HEVC vs. H.264: Bandwidth and Cost Savings
The case for moving from ubiquitous older video codecs like H.264 (AVC) to newer codecs like AV1 or HEVC (H.265) is typically expressed in terms of encoding efficiency that translates to bandwidth and cost savings. For major content companies like Warner Bros. Discovery that have adopted H.265, how much has their experience borne out that hypothesis? In this clip from Streaming Media Connect 2023, Streaming Learning Center’s Jan Ozer and Alex Zambelli, Technical Product Manager at Warner Bros. Discovery, discuss the real-world ramifications of H.264-to-H.265 migration, where the realized payoff has proven significant, and where it’s been less noticeable. As it turns out, adopting a shiny new codec for significantly less-than-4K encoding and delivery isn’t always worth it when averaged out over all the rungs on the encoding ladder.
In response to Ozer’s open-ended question on where WBD is seeing savings with HEVC over H.264, Zambelli explains that it varies “depending on resolution. When you're looking at HD resolutions and 4K resolutions, it's easy sometimes to see savings between 25 and 40% with HEVC over AVC. And so some of those promises of varied savings that we expected from HEVC do come true at the higher resolutions. But then as you go down in resolution and you still have to support a full encoding ladder, and so often you find yourself encoding 320x180 video, the bitrate savings are not as huge. And so I would say across the board, the bitrate savings end up averaging out probably closer to 15 or 20% over AVC.
To get at the actual cost savings—which only partially increase in proportion to the bandwidth savings, since other factors come into play—Ozer asks Zambelli to consider and comment on two costs—“encoding both formats and the caching efficiency”—and how they factor in.

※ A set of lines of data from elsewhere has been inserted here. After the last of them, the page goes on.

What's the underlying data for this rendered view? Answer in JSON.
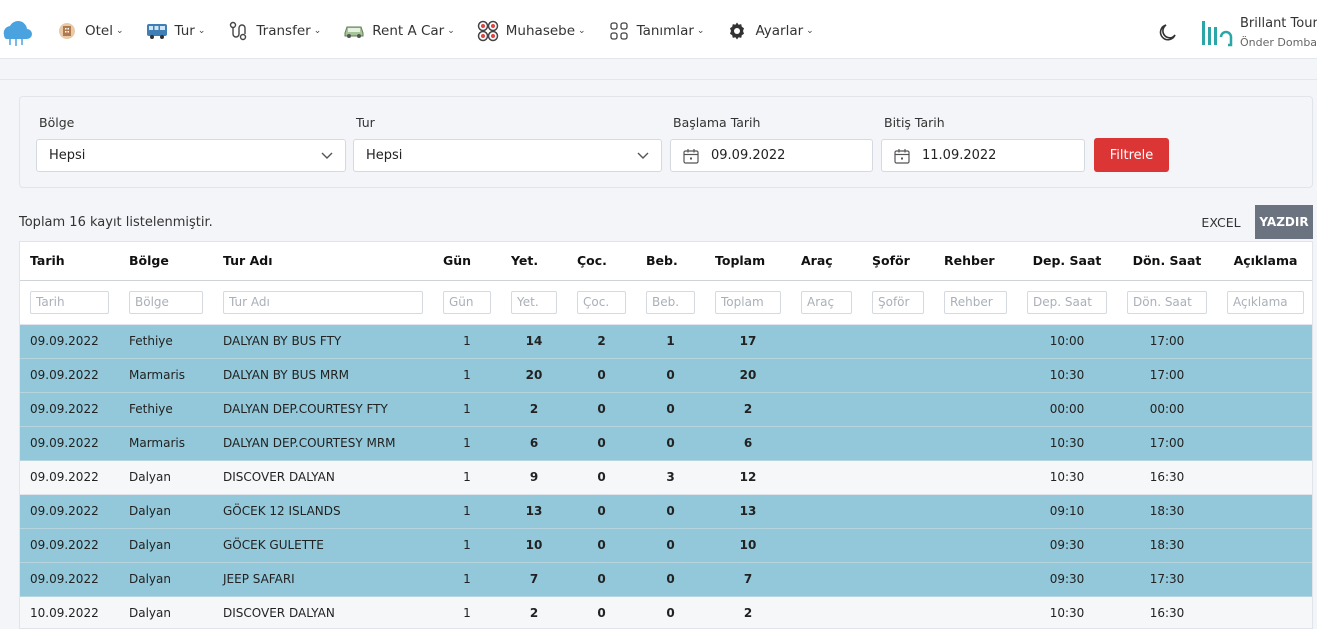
{
  "nav": {
    "items": [
      {
        "label": "Otel",
        "icon": "hotel-icon"
      },
      {
        "label": "Tur",
        "icon": "bus-icon"
      },
      {
        "label": "Transfer",
        "icon": "route-icon"
      },
      {
        "label": "Rent A Car",
        "icon": "car-icon"
      },
      {
        "label": "Muhasebe",
        "icon": "accounting-icon"
      },
      {
        "label": "Tanımlar",
        "icon": "grid-icon"
      },
      {
        "label": "Ayarlar",
        "icon": "gear-icon"
      }
    ],
    "brand_name": "Brillant Tours",
    "user_name": "Önder Dombayci"
  },
  "filters": {
    "region_label": "Bölge",
    "region_value": "Hepsi",
    "tour_label": "Tur",
    "tour_value": "Hepsi",
    "start_label": "Başlama Tarih",
    "start_value": "09.09.2022",
    "end_label": "Bitiş Tarih",
    "end_value": "11.09.2022",
    "filter_button": "Filtrele"
  },
  "summary": {
    "count_text": "Toplam 16 kayıt listelenmiştir.",
    "excel_button": "EXCEL",
    "print_button": "YAZDIR"
  },
  "table": {
    "columns": [
      "Tarih",
      "Bölge",
      "Tur Adı",
      "Gün",
      "Yet.",
      "Çoc.",
      "Beb.",
      "Toplam",
      "Araç",
      "Şoför",
      "Rehber",
      "Dep. Saat",
      "Dön. Saat",
      "Açıklama"
    ],
    "rows": [
      {
        "tarih": "09.09.2022",
        "bolge": "Fethiye",
        "tur": "DALYAN BY BUS FTY",
        "gun": "1",
        "yet": "14",
        "coc": "2",
        "beb": "1",
        "toplam": "17",
        "arac": "",
        "sofor": "",
        "rehber": "",
        "dep": "10:00",
        "don": "17:00",
        "aciklama": "",
        "style": "blue"
      },
      {
        "tarih": "09.09.2022",
        "bolge": "Marmaris",
        "tur": "DALYAN BY BUS MRM",
        "gun": "1",
        "yet": "20",
        "coc": "0",
        "beb": "0",
        "toplam": "20",
        "arac": "",
        "sofor": "",
        "rehber": "",
        "dep": "10:30",
        "don": "17:00",
        "aciklama": "",
        "style": "blue"
      },
      {
        "tarih": "09.09.2022",
        "bolge": "Fethiye",
        "tur": "DALYAN DEP.COURTESY FTY",
        "gun": "1",
        "yet": "2",
        "coc": "0",
        "beb": "0",
        "toplam": "2",
        "arac": "",
        "sofor": "",
        "rehber": "",
        "dep": "00:00",
        "don": "00:00",
        "aciklama": "",
        "style": "blue"
      },
      {
        "tarih": "09.09.2022",
        "bolge": "Marmaris",
        "tur": "DALYAN DEP.COURTESY MRM",
        "gun": "1",
        "yet": "6",
        "coc": "0",
        "beb": "0",
        "toplam": "6",
        "arac": "",
        "sofor": "",
        "rehber": "",
        "dep": "10:30",
        "don": "17:00",
        "aciklama": "",
        "style": "blue"
      },
      {
        "tarih": "09.09.2022",
        "bolge": "Dalyan",
        "tur": "DISCOVER DALYAN",
        "gun": "1",
        "yet": "9",
        "coc": "0",
        "beb": "3",
        "toplam": "12",
        "arac": "",
        "sofor": "",
        "rehber": "",
        "dep": "10:30",
        "don": "16:30",
        "aciklama": "",
        "style": "white"
      },
      {
        "tarih": "09.09.2022",
        "bolge": "Dalyan",
        "tur": "GÖCEK 12 ISLANDS",
        "gun": "1",
        "yet": "13",
        "coc": "0",
        "beb": "0",
        "toplam": "13",
        "arac": "",
        "sofor": "",
        "rehber": "",
        "dep": "09:10",
        "don": "18:30",
        "aciklama": "",
        "style": "blue"
      },
      {
        "tarih": "09.09.2022",
        "bolge": "Dalyan",
        "tur": "GÖCEK GULETTE",
        "gun": "1",
        "yet": "10",
        "coc": "0",
        "beb": "0",
        "toplam": "10",
        "arac": "",
        "sofor": "",
        "rehber": "",
        "dep": "09:30",
        "don": "18:30",
        "aciklama": "",
        "style": "blue"
      },
      {
        "tarih": "09.09.2022",
        "bolge": "Dalyan",
        "tur": "JEEP SAFARI",
        "gun": "1",
        "yet": "7",
        "coc": "0",
        "beb": "0",
        "toplam": "7",
        "arac": "",
        "sofor": "",
        "rehber": "",
        "dep": "09:30",
        "don": "17:30",
        "aciklama": "",
        "style": "blue"
      },
      {
        "tarih": "10.09.2022",
        "bolge": "Dalyan",
        "tur": "DISCOVER DALYAN",
        "gun": "1",
        "yet": "2",
        "coc": "0",
        "beb": "0",
        "toplam": "2",
        "arac": "",
        "sofor": "",
        "rehber": "",
        "dep": "10:30",
        "don": "16:30",
        "aciklama": "",
        "style": "white"
      }
    ]
  },
  "colors": {
    "row_highlight": "#92c8d9",
    "filter_button": "#dc3535",
    "print_button": "#6b7280"
  }
}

It turns out that the increased compute costs associated with HEVC encoding diminish to some extent the benefits of migrating to the newer codec, although the shift to cloud computing and improved encoders are helping to level the playing field. "There are certainly higher compute costs for HEVC," Zambelli says, "though I think the encoders have gotten a lot better over the last several years. And most cloud computing platforms have improved in terms of their CPU offerings, so we have highly multi-threaded CPUs available in the cloud. Most encoding these days is parallelized as well," he explains. "So if you're building a video transcoding platform that needs to handle a very high volume of content, you're going to parallelize it so that you're not necessarily encoding one video in one machine; you're going to spread it out across multiple machines. And so when we do it that way, the compute costs increase from HEVC. It's certainly there, but it's not so significant that it would prevent us from doing HEVC," he explains. "And so we're definitely reaching a point where I think HEVC encoding is going to become cheap enough that it'll almost seem like a free add-on, on top of the AVC encoding."
As for the fragmentation of caching, Zambelli says, “I haven't seen much of an impact from that, because all of our devices support AVC, and so obviously that's going to be highly cached. Over 75% of the devices support HEVC, and so we're getting a lot of caching efficiency for HEVC as well. So I would say we haven't seen any negative impact on quality of experience due to caching fragmentation.”
Getting right to the bottom line, Ozer asks, “What about cost? Aren’t you paying for two times the caching?”
Zambelli’s response: it’s complicated. “I feel like a lot of times it's assumed that there’s a direct one-to-one mapping between CDN cost savings and the rate savings from the more advanced codecs. And what I've found is that that's simply not the case,” he says. “Because if everybody in the world had unlimited bandwidth, if we all had unlimited connection speeds, then that would perhaps be true. But in reality, if you reduce the barrier, for example, of your 1080p encode from 6 megabits per second in AVC down to, let's say, 4.5 Mbps in HEVC, somebody who’s in the three-megabit connection is still going to get three-megabit video. So you’re not necessarily reducing the amount of data you’re delivering to those people. And as it turns out, there's still a lot of the population—not just in the US but certainly around the world—that has connection speeds that are below four or five megabits a second. And so real CDN savings end up being probably closer to 5 or 10% if you’re saving 20% on bitrate overall. So it’s definitely not a one-to-one mapping between those two.”